## JenniferSmart1 2 years ago $\Delta V=V_b-V_a=\frac{\Delta U}{q_0}=-\int_{a}^{b}\vec{E}\cdot d\vec{l}$

1. JenniferSmart1

|dw:1361068864225:dw| Is that what it means?

2. JenniferSmart1

"For a finite displacement form point a to point b, the change in potential is..." (see equation above) I'm trying to make a visual for this concept. I believe my drawing is wrong

3. JenniferSmart1

"The potential difference $$V_b-V_a$$ is the negative of the work per unit charge done by the electric field on a test charge when the test charge moves from point a to point b (along any path)."

4. TuringTest

|dw:1361069290883:dw|

5. TuringTest

Only the component of the motion of the test charge parallel to the E field, i.e. perpendicular to the equipotential surfaces, contribute to the change in potential.

6. JenniferSmart1

Why would E be in the direction from a to b?

7. TuringTest

Well, it could be the other way, but usually a is initial and b is final...

8. TuringTest

a positive test charge will move from a to b if the field points from a to b

9. JenniferSmart1

If a and b are the initial and final position of the point charge q....ohhhhh Is the particle moving due to the electric field?

10. JenniferSmart1

I see......!!!!|dw:1361069892440:dw|

11. JenniferSmart1

Sorry @TuringTest , I didn't realize that the electric field is causing the particle's displacement.
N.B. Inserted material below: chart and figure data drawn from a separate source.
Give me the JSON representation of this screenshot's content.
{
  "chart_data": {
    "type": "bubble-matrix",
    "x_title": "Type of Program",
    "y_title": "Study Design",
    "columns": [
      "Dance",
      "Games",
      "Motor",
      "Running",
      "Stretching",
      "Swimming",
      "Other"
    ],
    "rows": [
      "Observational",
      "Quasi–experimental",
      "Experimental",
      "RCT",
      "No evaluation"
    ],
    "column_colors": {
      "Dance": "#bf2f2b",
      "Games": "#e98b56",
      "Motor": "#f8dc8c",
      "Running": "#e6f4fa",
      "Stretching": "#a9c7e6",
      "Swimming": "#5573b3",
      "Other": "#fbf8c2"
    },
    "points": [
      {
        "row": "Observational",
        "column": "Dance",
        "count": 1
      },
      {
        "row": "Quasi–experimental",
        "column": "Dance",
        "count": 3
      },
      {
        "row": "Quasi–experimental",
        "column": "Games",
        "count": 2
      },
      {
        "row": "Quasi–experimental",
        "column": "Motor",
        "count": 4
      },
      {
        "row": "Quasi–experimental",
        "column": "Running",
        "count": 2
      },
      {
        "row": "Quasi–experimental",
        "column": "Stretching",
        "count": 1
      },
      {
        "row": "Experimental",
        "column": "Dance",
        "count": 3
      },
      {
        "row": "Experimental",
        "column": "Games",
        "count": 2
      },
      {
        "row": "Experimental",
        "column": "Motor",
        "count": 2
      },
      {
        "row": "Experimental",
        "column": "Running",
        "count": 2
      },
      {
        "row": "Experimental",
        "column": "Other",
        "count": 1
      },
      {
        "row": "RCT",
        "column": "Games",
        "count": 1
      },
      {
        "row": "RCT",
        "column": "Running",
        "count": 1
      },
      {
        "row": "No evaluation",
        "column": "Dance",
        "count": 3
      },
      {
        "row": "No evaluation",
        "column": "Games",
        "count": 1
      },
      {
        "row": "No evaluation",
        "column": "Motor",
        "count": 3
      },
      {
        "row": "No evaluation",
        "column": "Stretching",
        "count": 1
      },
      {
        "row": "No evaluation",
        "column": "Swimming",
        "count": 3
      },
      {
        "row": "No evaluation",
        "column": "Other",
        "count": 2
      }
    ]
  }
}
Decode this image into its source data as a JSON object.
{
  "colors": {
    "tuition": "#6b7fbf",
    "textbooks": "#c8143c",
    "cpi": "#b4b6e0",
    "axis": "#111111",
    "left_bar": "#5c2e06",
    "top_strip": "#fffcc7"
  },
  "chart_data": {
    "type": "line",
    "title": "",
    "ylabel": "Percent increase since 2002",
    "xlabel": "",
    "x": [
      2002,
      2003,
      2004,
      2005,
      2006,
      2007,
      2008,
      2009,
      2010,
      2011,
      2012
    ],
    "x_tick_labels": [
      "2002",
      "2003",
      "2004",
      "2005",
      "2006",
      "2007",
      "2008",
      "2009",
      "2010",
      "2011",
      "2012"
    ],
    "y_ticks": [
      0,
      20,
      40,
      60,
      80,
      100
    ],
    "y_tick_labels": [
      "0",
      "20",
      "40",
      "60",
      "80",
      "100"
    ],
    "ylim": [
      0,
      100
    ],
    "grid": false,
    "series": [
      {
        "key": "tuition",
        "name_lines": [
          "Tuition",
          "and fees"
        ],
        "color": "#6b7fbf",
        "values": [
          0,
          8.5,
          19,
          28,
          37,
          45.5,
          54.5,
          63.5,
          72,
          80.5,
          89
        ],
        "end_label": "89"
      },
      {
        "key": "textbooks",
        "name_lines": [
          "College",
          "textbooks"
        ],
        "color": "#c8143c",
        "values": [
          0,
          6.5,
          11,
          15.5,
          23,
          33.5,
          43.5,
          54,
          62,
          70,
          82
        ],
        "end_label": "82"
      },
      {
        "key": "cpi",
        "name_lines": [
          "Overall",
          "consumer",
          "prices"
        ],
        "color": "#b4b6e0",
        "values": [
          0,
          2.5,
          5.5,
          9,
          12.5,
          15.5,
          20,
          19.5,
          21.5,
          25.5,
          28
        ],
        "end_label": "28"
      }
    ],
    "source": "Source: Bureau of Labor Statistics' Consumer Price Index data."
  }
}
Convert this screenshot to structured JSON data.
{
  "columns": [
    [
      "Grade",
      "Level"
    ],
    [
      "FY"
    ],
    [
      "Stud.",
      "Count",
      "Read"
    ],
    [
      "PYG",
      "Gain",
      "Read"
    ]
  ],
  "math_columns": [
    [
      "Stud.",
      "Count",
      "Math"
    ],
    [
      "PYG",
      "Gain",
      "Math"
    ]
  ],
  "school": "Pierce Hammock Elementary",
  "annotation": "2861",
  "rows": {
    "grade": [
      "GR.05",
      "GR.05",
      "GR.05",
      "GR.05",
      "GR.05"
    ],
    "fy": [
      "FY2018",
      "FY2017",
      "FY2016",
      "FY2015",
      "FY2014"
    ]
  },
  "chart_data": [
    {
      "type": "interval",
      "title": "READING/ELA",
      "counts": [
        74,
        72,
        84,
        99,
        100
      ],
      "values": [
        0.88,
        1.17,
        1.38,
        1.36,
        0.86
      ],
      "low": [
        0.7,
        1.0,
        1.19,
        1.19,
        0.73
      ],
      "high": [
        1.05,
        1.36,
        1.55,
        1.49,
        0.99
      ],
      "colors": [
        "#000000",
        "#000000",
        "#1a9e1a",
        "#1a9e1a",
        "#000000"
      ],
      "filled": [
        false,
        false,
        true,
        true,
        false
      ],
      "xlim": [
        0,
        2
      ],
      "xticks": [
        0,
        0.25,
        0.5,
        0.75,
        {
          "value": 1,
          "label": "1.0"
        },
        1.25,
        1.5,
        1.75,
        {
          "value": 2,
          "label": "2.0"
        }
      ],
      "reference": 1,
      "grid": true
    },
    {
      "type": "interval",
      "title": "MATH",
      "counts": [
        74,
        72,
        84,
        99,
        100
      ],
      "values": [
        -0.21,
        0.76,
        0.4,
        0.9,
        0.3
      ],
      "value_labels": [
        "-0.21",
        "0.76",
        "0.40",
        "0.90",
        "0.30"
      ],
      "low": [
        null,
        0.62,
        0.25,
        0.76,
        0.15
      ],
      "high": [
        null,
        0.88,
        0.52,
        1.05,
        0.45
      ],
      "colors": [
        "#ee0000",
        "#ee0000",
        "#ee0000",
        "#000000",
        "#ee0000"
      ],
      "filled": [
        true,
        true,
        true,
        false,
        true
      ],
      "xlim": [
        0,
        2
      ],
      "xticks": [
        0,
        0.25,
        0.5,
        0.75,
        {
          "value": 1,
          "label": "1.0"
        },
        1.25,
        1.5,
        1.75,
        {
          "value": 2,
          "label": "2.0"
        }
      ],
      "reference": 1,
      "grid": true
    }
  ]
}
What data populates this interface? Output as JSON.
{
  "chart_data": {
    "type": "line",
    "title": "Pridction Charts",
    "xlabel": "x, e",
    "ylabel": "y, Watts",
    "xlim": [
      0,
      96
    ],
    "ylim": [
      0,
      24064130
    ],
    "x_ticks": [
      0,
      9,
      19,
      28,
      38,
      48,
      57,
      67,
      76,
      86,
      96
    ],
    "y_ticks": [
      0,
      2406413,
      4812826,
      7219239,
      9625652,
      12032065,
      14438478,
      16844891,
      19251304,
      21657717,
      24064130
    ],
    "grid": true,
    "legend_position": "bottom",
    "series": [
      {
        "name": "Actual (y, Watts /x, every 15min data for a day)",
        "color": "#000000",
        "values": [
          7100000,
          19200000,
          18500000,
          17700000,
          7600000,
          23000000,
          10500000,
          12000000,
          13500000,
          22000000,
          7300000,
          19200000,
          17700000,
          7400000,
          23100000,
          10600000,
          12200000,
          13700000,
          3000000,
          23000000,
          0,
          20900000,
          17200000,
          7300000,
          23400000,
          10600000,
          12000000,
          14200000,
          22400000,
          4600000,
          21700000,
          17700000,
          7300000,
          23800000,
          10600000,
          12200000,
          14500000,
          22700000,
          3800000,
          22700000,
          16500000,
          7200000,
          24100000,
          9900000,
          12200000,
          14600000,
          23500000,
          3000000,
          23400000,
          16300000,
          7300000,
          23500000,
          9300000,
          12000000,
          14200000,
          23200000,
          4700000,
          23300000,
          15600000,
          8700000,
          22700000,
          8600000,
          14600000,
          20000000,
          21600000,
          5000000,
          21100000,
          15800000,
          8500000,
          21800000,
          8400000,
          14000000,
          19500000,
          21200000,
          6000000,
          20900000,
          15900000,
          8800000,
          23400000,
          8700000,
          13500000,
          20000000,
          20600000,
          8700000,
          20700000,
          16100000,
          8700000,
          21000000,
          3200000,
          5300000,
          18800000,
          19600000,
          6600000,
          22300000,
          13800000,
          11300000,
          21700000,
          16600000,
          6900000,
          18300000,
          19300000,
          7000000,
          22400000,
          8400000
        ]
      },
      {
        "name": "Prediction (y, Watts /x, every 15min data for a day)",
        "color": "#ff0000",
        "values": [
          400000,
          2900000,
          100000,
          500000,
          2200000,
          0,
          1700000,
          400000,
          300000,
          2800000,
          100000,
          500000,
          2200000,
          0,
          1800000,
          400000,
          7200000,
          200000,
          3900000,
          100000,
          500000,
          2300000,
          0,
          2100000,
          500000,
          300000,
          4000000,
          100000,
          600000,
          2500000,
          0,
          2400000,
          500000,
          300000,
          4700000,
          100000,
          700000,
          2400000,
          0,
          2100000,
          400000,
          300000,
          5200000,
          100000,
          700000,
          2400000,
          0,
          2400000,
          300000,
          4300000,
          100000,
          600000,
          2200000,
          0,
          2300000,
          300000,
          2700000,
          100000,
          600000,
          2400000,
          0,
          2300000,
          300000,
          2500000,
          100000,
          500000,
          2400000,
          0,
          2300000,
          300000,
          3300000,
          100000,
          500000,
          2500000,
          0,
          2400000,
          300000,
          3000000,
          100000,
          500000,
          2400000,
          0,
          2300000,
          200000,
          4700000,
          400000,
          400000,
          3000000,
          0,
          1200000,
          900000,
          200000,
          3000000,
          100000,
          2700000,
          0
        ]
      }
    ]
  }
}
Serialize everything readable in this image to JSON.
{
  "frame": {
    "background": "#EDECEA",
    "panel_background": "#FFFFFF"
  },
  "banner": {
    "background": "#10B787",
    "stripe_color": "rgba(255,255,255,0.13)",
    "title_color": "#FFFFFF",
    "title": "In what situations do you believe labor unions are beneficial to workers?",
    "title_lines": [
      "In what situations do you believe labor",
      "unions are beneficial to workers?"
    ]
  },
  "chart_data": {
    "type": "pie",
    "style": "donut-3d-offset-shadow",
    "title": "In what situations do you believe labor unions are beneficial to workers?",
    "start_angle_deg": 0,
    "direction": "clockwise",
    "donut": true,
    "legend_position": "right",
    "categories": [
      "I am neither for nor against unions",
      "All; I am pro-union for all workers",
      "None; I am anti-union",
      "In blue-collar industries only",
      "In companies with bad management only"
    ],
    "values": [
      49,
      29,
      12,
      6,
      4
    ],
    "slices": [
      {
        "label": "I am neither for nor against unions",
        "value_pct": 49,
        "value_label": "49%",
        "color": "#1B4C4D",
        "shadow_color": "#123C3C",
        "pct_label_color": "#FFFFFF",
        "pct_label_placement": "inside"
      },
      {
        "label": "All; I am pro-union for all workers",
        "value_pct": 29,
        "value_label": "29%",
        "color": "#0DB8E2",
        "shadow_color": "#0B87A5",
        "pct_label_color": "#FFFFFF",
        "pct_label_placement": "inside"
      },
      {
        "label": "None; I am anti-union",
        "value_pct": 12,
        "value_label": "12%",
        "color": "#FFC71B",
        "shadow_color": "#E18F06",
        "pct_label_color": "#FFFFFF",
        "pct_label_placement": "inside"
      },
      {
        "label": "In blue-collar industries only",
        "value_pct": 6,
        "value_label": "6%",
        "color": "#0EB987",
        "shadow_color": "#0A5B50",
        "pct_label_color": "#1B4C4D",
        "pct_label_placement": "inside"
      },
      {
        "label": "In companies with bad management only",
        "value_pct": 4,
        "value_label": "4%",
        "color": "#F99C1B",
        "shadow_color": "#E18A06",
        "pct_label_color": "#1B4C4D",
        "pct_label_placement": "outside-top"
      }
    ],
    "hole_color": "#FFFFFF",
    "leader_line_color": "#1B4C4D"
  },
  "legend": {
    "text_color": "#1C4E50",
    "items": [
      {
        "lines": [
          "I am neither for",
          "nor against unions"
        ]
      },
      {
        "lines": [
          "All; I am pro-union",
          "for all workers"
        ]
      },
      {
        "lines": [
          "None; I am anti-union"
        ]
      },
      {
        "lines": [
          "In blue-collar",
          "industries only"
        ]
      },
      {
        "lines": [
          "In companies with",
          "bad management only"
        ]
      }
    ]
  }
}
We're starting the Electric Potential chapter next week, and I'm trying to read ahead. Let's say we have a positive point charge. Then the displacement would be as followed....|dw:1361070092302:dw| correct?

12. TuringTest

yes, and note that the dot product in the integral means that only the path parallel to the field will change either potential energy or electric potential because of$\vec E\cdot\vec r=\|\vec E\|\|\vec r\|\cos\theta|dw:1361070442394:dw|$

13. TuringTest

oops because of$\vec E\cdot\vec r=\|\vec E\|\|\vec r\|\cos\theta$

14. JenniferSmart1

Sorry I didn't quite get that.... which way does the r vector point? tangent to the path?

15. TuringTest

|dw:1361070847504:dw|$$\vec r$$ is whatever direction some element of the path $$d\ell$$ happens to be pointing in

16. TuringTest

so for all the parts of the path that are perpendicular to the field, there is no change in potential|dw:1361070976684:dw|

17. JenniferSmart1

yeah that makes sense. cos 90 is zero....